La course à l’innovation en matière d’intelligence artificielle prend un nouveau virage avec la présentation par Google de Veo 3.1, une avancée majeure dans la génération de vidéos à partir de simples images fixes et d’instructions textuelles. Ce nouveau modèle promet de révolutionner la création de contenu audiovisuel en offrant aux créateurs un contrôle sans précédent.
Doté de fonctionnalités créatives optimisées, Veo 3.1 se distingue par un son plus riche, un contrôle narratif supérieur et un réalisme amélioré. Cette nouvelle itération s’appuie sur les performances de Veo 3, tout en garantissant une meilleure fidélité aux consignes et une qualité audiovisuelle accrue lors de la transformation d’images statiques en séquences animées. C’est ce qu’a souligné la firme lors de son annonce.

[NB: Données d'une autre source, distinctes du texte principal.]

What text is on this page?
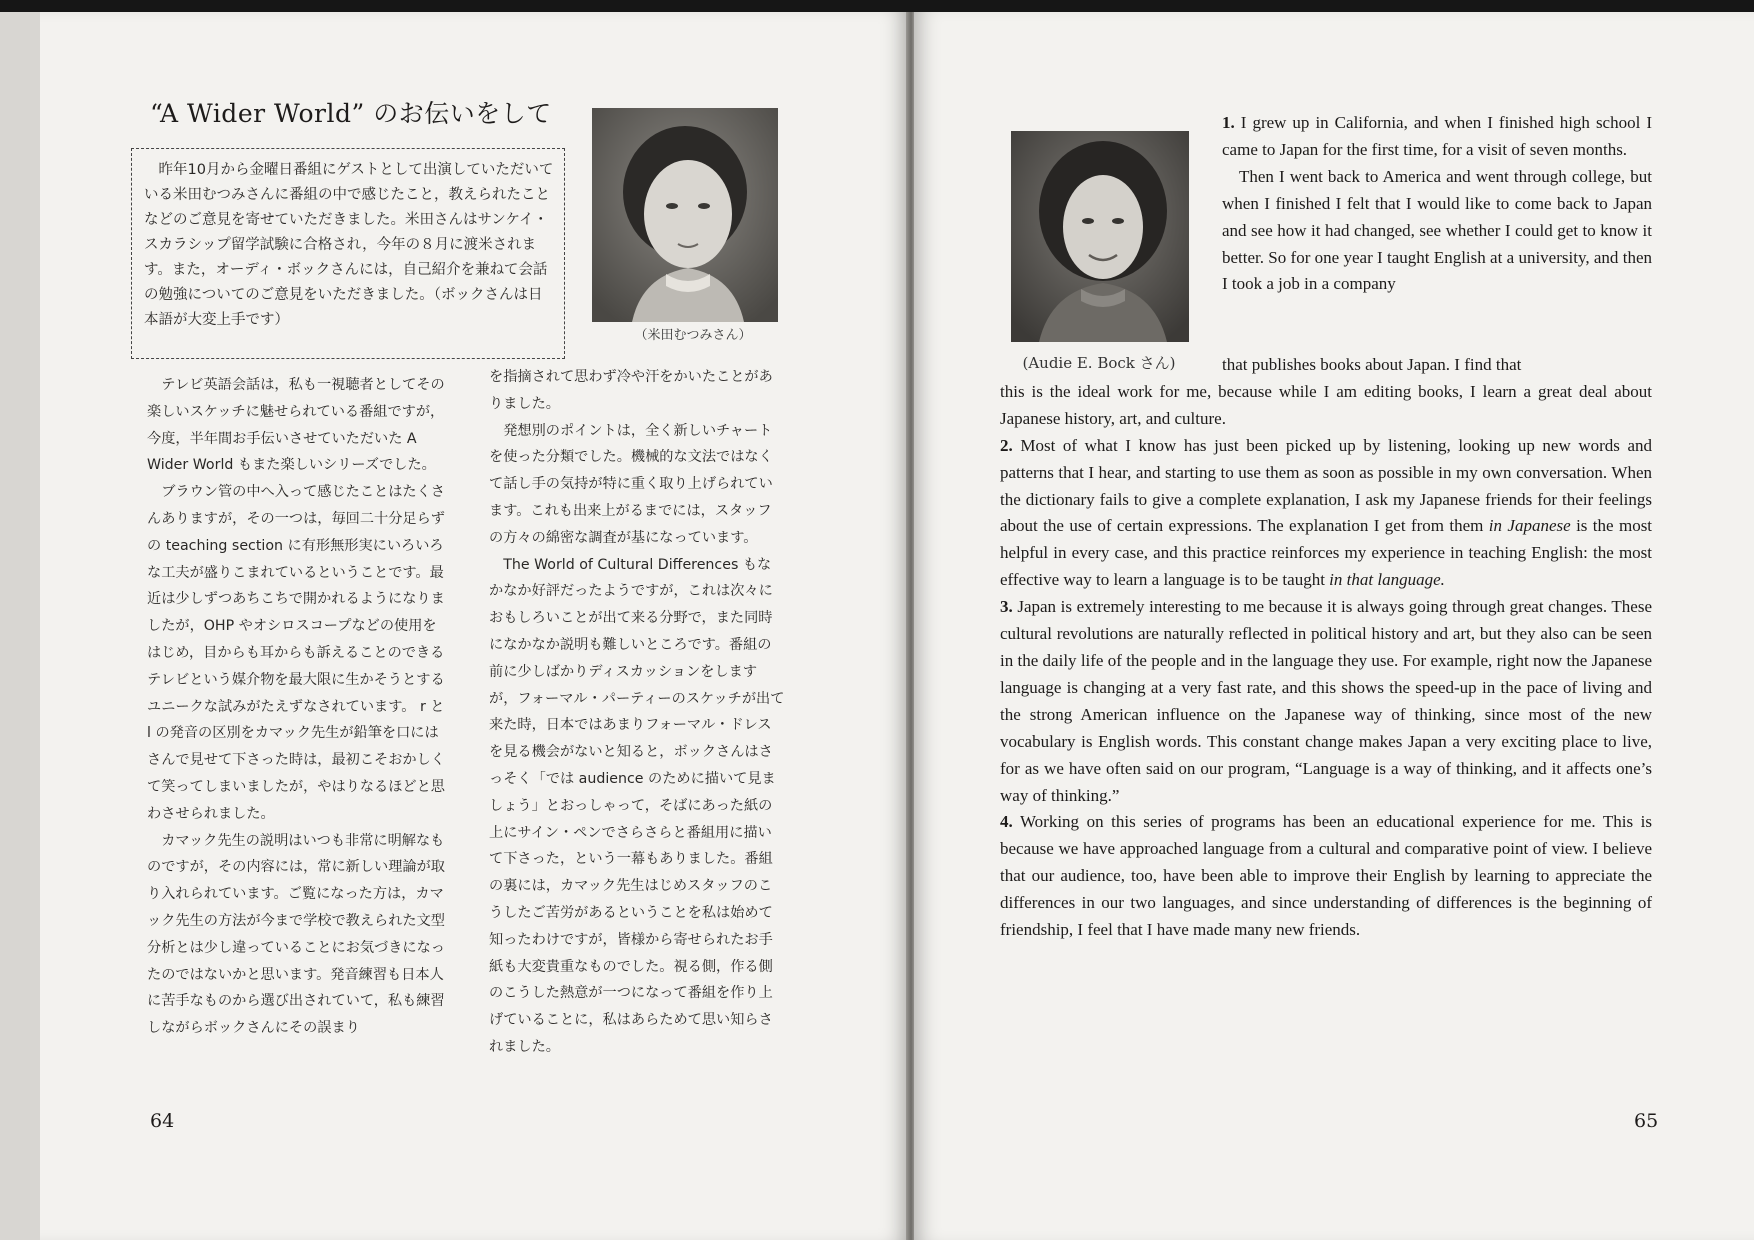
“A Wider World” のお伝いをして

昨年10月から金曜日番組にゲストとして出演していただいている米田むつみさんに番組の中で感じたこと，教えられたことなどのご意見を寄せていただきました。米田さんはサンケイ・スカラシップ留学試験に合格され，今年の８月に渡米されます。また，オーディ・ボックさんには，自己紹介を兼ねて会話の勉強についてのご意見をいただきました。（ボックさんは日本語が大変上手です）

（米田むつみさん）

テレビ英語会話は，私も一視聴者としてその楽しいスケッチに魅せられている番組ですが，今度，半年間お手伝いさせていただいた A Wider World もまた楽しいシリーズでした。

ブラウン管の中へ入って感じたことはたくさんありますが，その一つは，毎回二十分足らずの teaching section に有形無形実にいろいろな工夫が盛りこまれているということです。最近は少しずつあちこちで開かれるようになりましたが，OHP やオシロスコープなどの使用をはじめ，目からも耳からも訴えることのできるテレビという媒介物を最大限に生かそうとするユニークな試みがたえずなされています。 r と l の発音の区別をカマック先生が鉛筆を口にはさんで見せて下さった時は，最初こそおかしくて笑ってしまいましたが，やはりなるほどと思わさせられました。

カマック先生の説明はいつも非常に明解なものですが，その内容には，常に新しい理論が取り入れられています。ご覧になった方は，カマック先生の方法が今まで学校で教えられた文型分析とは少し違っていることにお気づきになったのではないかと思います。発音練習も日本人に苦手なものから選び出されていて，私も練習しながらボックさんにその誤まり

を指摘されて思わず冷や汗をかいたことがありました。

発想別のポイントは，全く新しいチャートを使った分類でした。機械的な文法ではなくて話し手の気持が特に重く取り上げられています。これも出来上がるまでには，スタッフの方々の綿密な調査が基になっています。

The World of Cultural Differences もなかなか好評だったようですが，これは次々におもしろいことが出て来る分野で，また同時になかなか説明も難しいところです。番組の前に少しばかりディスカッションをしますが，フォーマル・パーティーのスケッチが出て来た時，日本ではあまりフォーマル・ドレスを見る機会がないと知ると，ボックさんはさっそく「では audience のために描いて見ましょう」とおっしゃって，そばにあった紙の上にサイン・ペンでさらさらと番組用に描いて下さった，という一幕もありました。番組の裏には，カマック先生はじめスタッフのこうしたご苦労があるということを私は始めて知ったわけですが，皆様から寄せられたお手紙も大変貴重なものでした。視る側，作る側のこうした熱意が一つになって番組を作り上げていることに，私はあらためて思い知らされました。

64
(Audie E. Bock さん)

1. I grew up in California, and when I finished high school I came to Japan for the first time, for a visit of seven months.

Then I went back to America and went through college, but when I finished I felt that I would like to come back to Japan and see how it had changed, see whether I could get to know it better. So for one year I taught English at a university, and then I took a job in a company

that publishes books about Japan. I find that

this is the ideal work for me, because while I am editing books, I learn a great deal about Japanese history, art, and culture.

2. Most of what I know has just been picked up by listening, looking up new words and patterns that I hear, and starting to use them as soon as possible in my own conversation. When the dictionary fails to give a complete explanation, I ask my Japanese friends for their feelings about the use of certain expressions. The explanation I get from them in Japanese is the most helpful in every case, and this practice reinforces my experience in teaching English: the most effective way to learn a language is to be taught in that language.

3. Japan is extremely interesting to me because it is always going through great changes. These cultural revolutions are naturally reflected in political history and art, but they also can be seen in the daily life of the people and in the language they use. For example, right now the Japanese language is changing at a very fast rate, and this shows the speed-up in the pace of living and the strong American influence on the Japanese way of thinking, since most of the new vocabulary is English words. This constant change makes Japan a very exciting place to live, for as we have often said on our program, “Language is a way of thinking, and it affects one’s way of thinking.”

4. Working on this series of programs has been an educational experience for me. This is because we have approached language from a cultural and comparative point of view. I believe that our audience, too, have been able to improve their English by learning to appreciate the differences in our two languages, and since understanding of differences is the beginning of friendship, I feel that I have made many new friends.

65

L’intégration de Veo 3.1 dans Flow, le moteur d’IA cinématographique de Google, marque une étape clé. Pour la première fois, l’audio enrichit des fonctionnalités déjà existantes. Parmi celles-ci, « Ingrédients vidéo » permet de composer des clips à partir de multiples images de référence pour définir des personnages, des objets et un style visuel précis. « Images en vidéo » assure une transition fluide entre une image initiale et une image finale, tandis que « Extenseur » prend la dernière seconde d’un clip pour générer automatiquement du contenu prolongé, dépassant la minute tout en respectant l’esthétique et la narration d’origine.

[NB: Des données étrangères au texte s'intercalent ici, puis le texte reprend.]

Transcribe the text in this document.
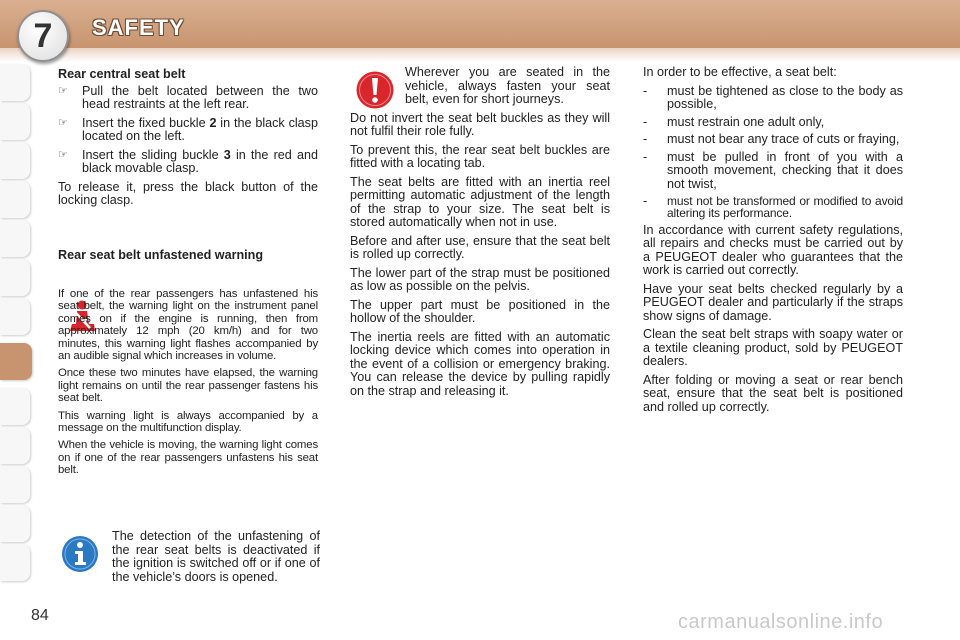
7	SAFETY
Rear central seat belt
☞	Pull the belt located between the two head restraints at the left rear.
☞	Insert the fixed buckle 2 in the black clasp located on the left.
☞	Insert the sliding buckle 3 in the red and black movable clasp.

To release it, press the black button of the locking clasp.

Rear seat belt unfastened warning

If one of the rear passengers has unfastened his seat belt, the warning light on the instrument panel comes on if the engine is running, then from approximately 12 mph (20 km/h) and for two minutes, this warning light flashes accompanied by an audible signal which increases in volume.

Once these two minutes have elapsed, the warning light remains on until the rear passenger fastens his seat belt.

This warning light is always accompanied by a message on the multifunction display.

When the vehicle is moving, the warning light comes on if one of the rear passengers unfastens his seat belt.

The detection of the unfastening of the rear seat belts is deactivated if the ignition is switched off or if one of the vehicle’s doors is opened.

Wherever you are seated in the vehicle, always fasten your seat belt, even for short journeys.

Do not invert the seat belt buckles as they will not fulfil their role fully.

To prevent this, the rear seat belt buckles are fitted with a locating tab.

The seat belts are fitted with an inertia reel permitting automatic adjustment of the length of the strap to your size. The seat belt is stored automatically when not in use.

Before and after use, ensure that the seat belt is rolled up correctly.

The lower part of the strap must be positioned as low as possible on the pelvis.

The upper part must be positioned in the hollow of the shoulder.

The inertia reels are fitted with an automatic locking device which comes into operation in the event of a collision or emergency braking. You can release the device by pulling rapidly on the strap and releasing it.

In order to be effective, a seat belt:

-	must be tightened as close to the body as possible,
-	must restrain one adult only,
-	must not bear any trace of cuts or fraying,
-	must be pulled in front of you with a smooth movement, checking that it does not twist,
-	must not be transformed or modified to avoid altering its performance.

In accordance with current safety regulations, all repairs and checks must be carried out by a PEUGEOT dealer who guarantees that the work is carried out correctly.

Have your seat belts checked regularly by a PEUGEOT dealer and particularly if the straps show signs of damage.

Clean the seat belt straps with soapy water or a textile cleaning product, sold by PEUGEOT dealers.

After folding or moving a seat or rear bench seat, ensure that the seat belt is positioned and rolled up correctly.

84	carmanualsonline.info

Flow se dote également de capacités d’édition plus fines, permettant d’ajouter ou de supprimer des éléments au sein d’une scène. Les utilisateurs peuvent ainsi ajuster des détails tels que les ombres et l’éclairage pour un rendu plus naturel. L’équipe de développement de Google a commenté : « Avec des fonctions d’édition plus précises, de l’audio dans tous les outils existants et des résultats de meilleure qualité grâce à Veo 3.1, nous ouvrons de nouvelles possibilités pour une narration audiovisuelle plus riche et plus puissante directement depuis Flow ».
Outre son intégration dans Flow, Veo 3.1 sera également accessible via l’application Gemini et les API Vertex et Gemini, élargissant ainsi son champ d’application pour les développeurs et les créateurs.
Flow, présenté comme un outil de cinématographie IA sur mesure, exploite la puissance des modèles les plus avancés de la firme, tels que Veo, Imagen et Gemini, pour réinventer la création de contenu cinématographique.
Cependant, le réalisme accru des vidéos générées par Veo 3.1 pourrait brouiller les pistes, rendant parfois difficile la distinction entre une production IA et une création humaine. Cette avancée soulève par ailleurs des inquiétudes quant à l’amplification du phénomène de « Recul de la pente » ou « poubelle numérique ». Cette tendance, exacerbée par la prolifération des systèmes génératifs, complique non seulement l’identification de contenus authentiques face aux créations artificielles, mais contribue aussi à une saturation et à une érosion de la confiance des utilisateurs.
Selon Silvia Martínez Martínez, professeure d’études en sciences de l’information et de la communication à l’Université Ouverte de Catalogne, « l’expérience sur les plateformes peut ne pas être aussi satisfaisante que l’utilisateur l’attend et peut accroître le scepticisme à l’égard du contenu, même s’il n’a pas été créé avec l’IA ».
Bien que les détails spécifiques du processus d’entraînement de Veo 3.1 n’aient pas été communiqués par Google, un rapport récent de CNBC révèle que l’entreprise utilise la vaste bibliothèque de YouTube pour entraîner ses modèles d’IA, y compris Gemini et Veo. La firme assure n’utiliser qu’une « partie » du contenu disponible (plus de 20 milliards de supports) et respecter les accords passés avec les créateurs et les médias pour protéger leur propriété intellectuelle. Un porte-parole de la plateforme a déclaré : « Nous avons toujours utilisé le contenu de YouTube pour améliorer nos produits, et cela n’a pas changé avec l’IA. Nous reconnaissons également la nécessité d’établir des garde-fous, c’est pourquoi nous avons investi dans des protections qui permettent aux créateurs de garder le contrôle sur leur image et leur ressemblance dans cette nouvelle ère ».
Malgré ces assurances, plusieurs créateurs ont exprimé leur manque d’information quant à ces pratiques et aux accords mentionnés. Le rapport souligne que l’utilisation de ces vidéos à des fins d’entraînement pourrait déclencher une crise de la propriété intellectuelle. Des experts anonymes ont indiqué que « bien que le résultat final de Veo 3 ne reproduise pas directement les œuvres existantes, le contenu généré alimente des outils commerciaux qui concurrencent les créateurs dont les matériaux ont servi de base à la formation, sans crédit, consentement ou compensation ».